Understanding the Chinese mind

  • Just when the stand-off between India and China over the Doklam plateau threatened to go the way of the 1986-1987 Sumdorong Chu incident (Arunachal Pradesh), the two sides agreed to step back and disengage, thus avoiding a confrontation. The Indian side has pulled back its personnel and equipment to the Indian side of the boundary, while China has agreed to make ‘necessary adjustments and deployment’ on its part. It is unclear, however, whether China will patrol the region, which it claims to have been doing earlier. Road construction will not continue for the present.Behind the scenes, quiet diplomacy by the two sides, no doubt, led to the defusing of what could have been a serious crisis.
  • India’s actions in Doklam are easy to discern, viz. going to the help of a treaty partner in its time of need, a decision which incidentally has security ramifications for India. China’s reasons are more complex and labyrinthine but, nevertheless, cannot be easily wished away.
  • To begin with, China and India have a kind of competitive coexistence. While professing friendship, both sides nurse a mutual suspicion of each other — at times prompting several degrees of alienation. Both countries remain wary of each other’s intentions and actions.
  • Understanding the way the Chinese mind works is, hence, important. The Chinese mind tends to be relational, i.e. dictated by context and relationship, and its methodology tends to be obtuse. When the Chinese state that they have halted road building in the disputed Doklam area, while adding that they may reconsider the decision after taking into account ‘different factors’, what China means is that it is willing to wait to implement its decision, but at a time of its choosing when an opportunity exists for a settlement suited to its plans. Little finality can, therefore, be attached to any of China’s actions.

Conflict avoidance

  • Any belief, hence, that China has been deterred by India’s firm riposte at Doklam could be misplaced. Since the China-Vietnam conflict in 1980, China has avoided getting into any outright conflict. It has preferred attrition — a protracted campaign to secure a relative advantage — to forceful intervention.
  • By stepping back from a confrontation with India over a minor issue at this time, what it had in mind were two significant events, viz. the BRICS summit in China in September and the forthcoming 19th Congress of the Chinese Communist Party.
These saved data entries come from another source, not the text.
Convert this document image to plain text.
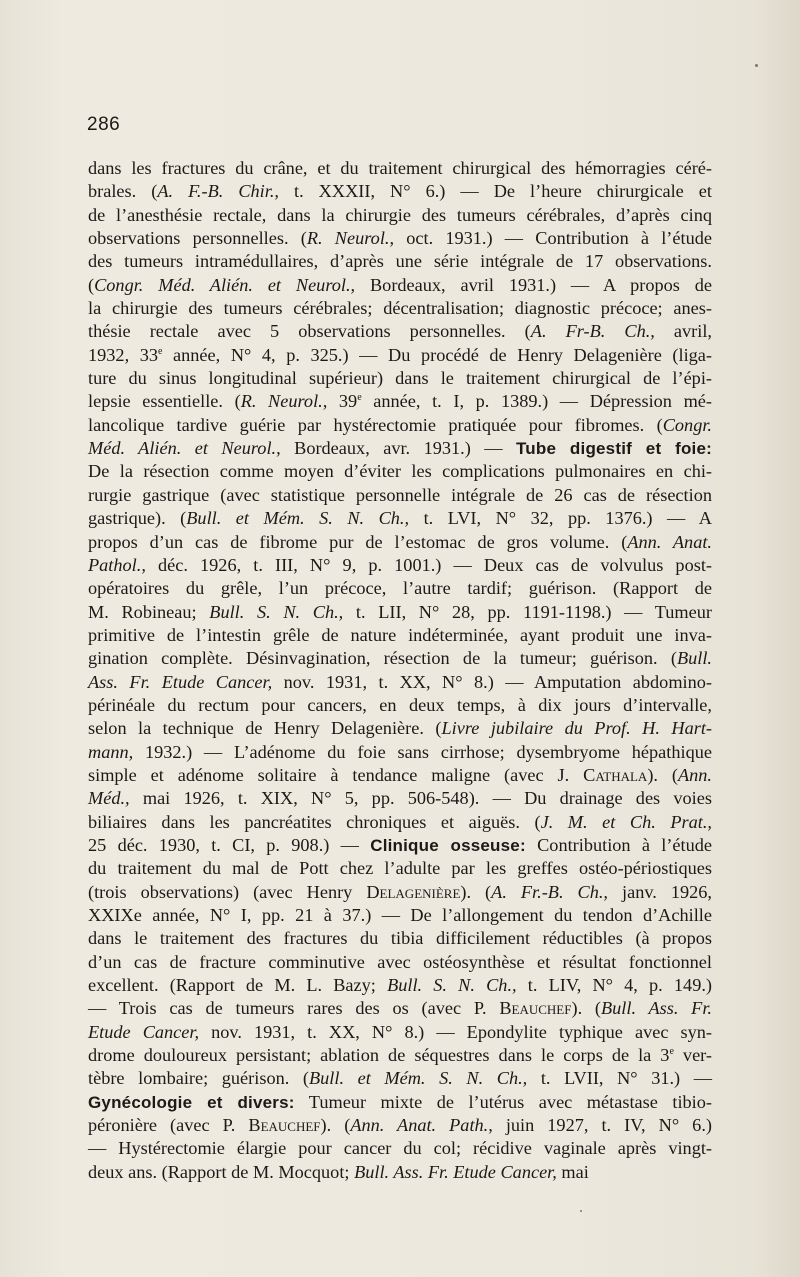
286
dans les fractures du crâne, et du traitement chirurgical des hémorragies céré-
brales. (A. F.-B. Chir., t. XXXII, N° 6.) — De l’heure chirurgicale et
de l’anesthésie rectale, dans la chirurgie des tumeurs cérébrales, d’après cinq
observations personnelles. (R. Neurol., oct. 1931.) — Contribution à l’étude
des tumeurs intramédullaires, d’après une série intégrale de 17 observations.
(Congr. Méd. Alién. et Neurol., Bordeaux, avril 1931.) — A propos de
la chirurgie des tumeurs cérébrales; décentralisation; diagnostic précoce; anes-
thésie rectale avec 5 observations personnelles. (A. Fr-B. Ch., avril,
1932, 33e année, N° 4, p. 325.) — Du procédé de Henry Delagenière (liga-
ture du sinus longitudinal supérieur) dans le traitement chirurgical de l’épi-
lepsie essentielle. (R. Neurol., 39e année, t. I, p. 1389.) — Dépression mé-
lancolique tardive guérie par hystérectomie pratiquée pour fibromes. (Congr.
Méd. Alién. et Neurol., Bordeaux, avr. 1931.) — Tube digestif et foie:
De la résection comme moyen d’éviter les complications pulmonaires en chi-
rurgie gastrique (avec statistique personnelle intégrale de 26 cas de résection
gastrique). (Bull. et Mém. S. N. Ch., t. LVI, N° 32, pp. 1376.) — A
propos d’un cas de fibrome pur de l’estomac de gros volume. (Ann. Anat.
Pathol., déc. 1926, t. III, N° 9, p. 1001.) — Deux cas de volvulus post-
opératoires du grêle, l’un précoce, l’autre tardif; guérison. (Rapport de
M. Robineau; Bull. S. N. Ch., t. LII, N° 28, pp. 1191-1198.) — Tumeur
primitive de l’intestin grêle de nature indéterminée, ayant produit une inva-
gination complète. Désinvagination, résection de la tumeur; guérison. (Bull.
Ass. Fr. Etude Cancer, nov. 1931, t. XX, N° 8.) — Amputation abdomino-
périnéale du rectum pour cancers, en deux temps, à dix jours d’intervalle,
selon la technique de Henry Delagenière. (Livre jubilaire du Prof. H. Hart-
mann, 1932.) — L’adénome du foie sans cirrhose; dysembryome hépathique
simple et adénome solitaire à tendance maligne (avec J. Cathala). (Ann.
Méd., mai 1926, t. XIX, N° 5, pp. 506-548). — Du drainage des voies
biliaires dans les pancréatites chroniques et aiguës. (J. M. et Ch. Prat.,
25 déc. 1930, t. CI, p. 908.) — Clinique osseuse: Contribution à l’étude
du traitement du mal de Pott chez l’adulte par les greffes ostéo-périostiques
(trois observations) (avec Henry Delagenière). (A. Fr.-B. Ch., janv. 1926,
XXIXe année, N° I, pp. 21 à 37.) — De l’allongement du tendon d’Achille
dans le traitement des fractures du tibia difficilement réductibles (à propos
d’un cas de fracture comminutive avec ostéosynthèse et résultat fonctionnel
excellent. (Rapport de M. L. Bazy; Bull. S. N. Ch., t. LIV, N° 4, p. 149.)
— Trois cas de tumeurs rares des os (avec P. Beauchef). (Bull. Ass. Fr.
Etude Cancer, nov. 1931, t. XX, N° 8.) — Epondylite typhique avec syn-
drome douloureux persistant; ablation de séquestres dans le corps de la 3e ver-
tèbre lombaire; guérison. (Bull. et Mém. S. N. Ch., t. LVII, N° 31.) —
Gynécologie et divers: Tumeur mixte de l’utérus avec métastase tibio-
péronière (avec P. Beauchef). (Ann. Anat. Path., juin 1927, t. IV, N° 6.)
— Hystérectomie élargie pour cancer du col; récidive vaginale après vingt-
deux ans. (Rapport de M. Mocquot; Bull. Ass. Fr. Etude Cancer, mai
Also, it possibly believes that this would help China dilute global perceptions about its aggressive designs.
  • China is playing for higher stakes in a globalised world. For instance, on the South China Sea, it has preferred to employ confidence-building measures to deal with the U.S. while awaiting a more opportune moment to assert its claims.In the case of the U.S., China believes that relations between the two are adequately multilayered, providing scope for mitigating areas of mutual benefit
  • China is currently seeking to reshape the regional and international order, and is keen to fine-tune its ‘Great Power diplomacy’. It, hence, needs to be seen as preferring peace over conflict. The Belt and Road Initiative (BRI) is a potent instrument in this direction, but needs a peaceful environment to succeed. Limited wars or conflicts, even with the possibility of successful outcomes, would damage China’s peaceful image globally. Active power projection could at best provide a pyrrhic victory when the goal China has set is much higher.
  • This is again a delicate moment for China on the economic planes. It needs to redress the economic imbalance between its coastal regions and the hinterland States. One stated objective of the BRI is linking these regions with China’s land neighbours. China’s growth rate is actually declining, debt levels are dangerously high, and labour is getting more expensive. At this moment, hence, it is more than ever dependent on international trade and global production chains to sustain higher levels of GDP growth. It can ill-afford to be seen as a disruptor rather than a pillar of the existing economic global order. For the present, development, therefore, is the cardinal objective.
  • The Achilles’ heel of the Chinese economy is the lack of resources, specially oil. Oil from the Gulf region is critical for China’s growth. Peace in Asia is thus vital to ensure uninterrupted supplies of oil. Uncertainties and disruptions across the Asian region would hamper China’s economic progress.
  • Apart from this, China also faces several cross-border security challenges, in addition to unrest in Tibet and Xinjiang. Embarking on military engagement outside the country’s borders could aggravate China’s problems. At a time when China is intent on sustained economic growth at one level, and aspiring to be a Great Power at another level, this could prove to be a dampener.
  • For all the above reasons, China currently leans towards the pragmatic when it comes to relations with countries other than those in its immediate periphery in East Asia. It is not keen to follow a policy adopted by its new-found strategic ally viz. Russia which has paid a high cost for its ‘interventionist’ policies. China tends to take a longer term view of its future and, despite the rising crescendo of nationalism in China today, is anxious not to upset the international political or economic order. For this reason alone, it would shun a conflict with India in the Doklam area.

Not a status quoist power

  • China is not a status quoist power, and aspires to be a Great Power. It is well-positioned to achieve this if it maintains its present course. Any interruption, by indulging in a conflict with nations small or big, would not only damage but derail the levels of progress that are essential to achieve this objective.’.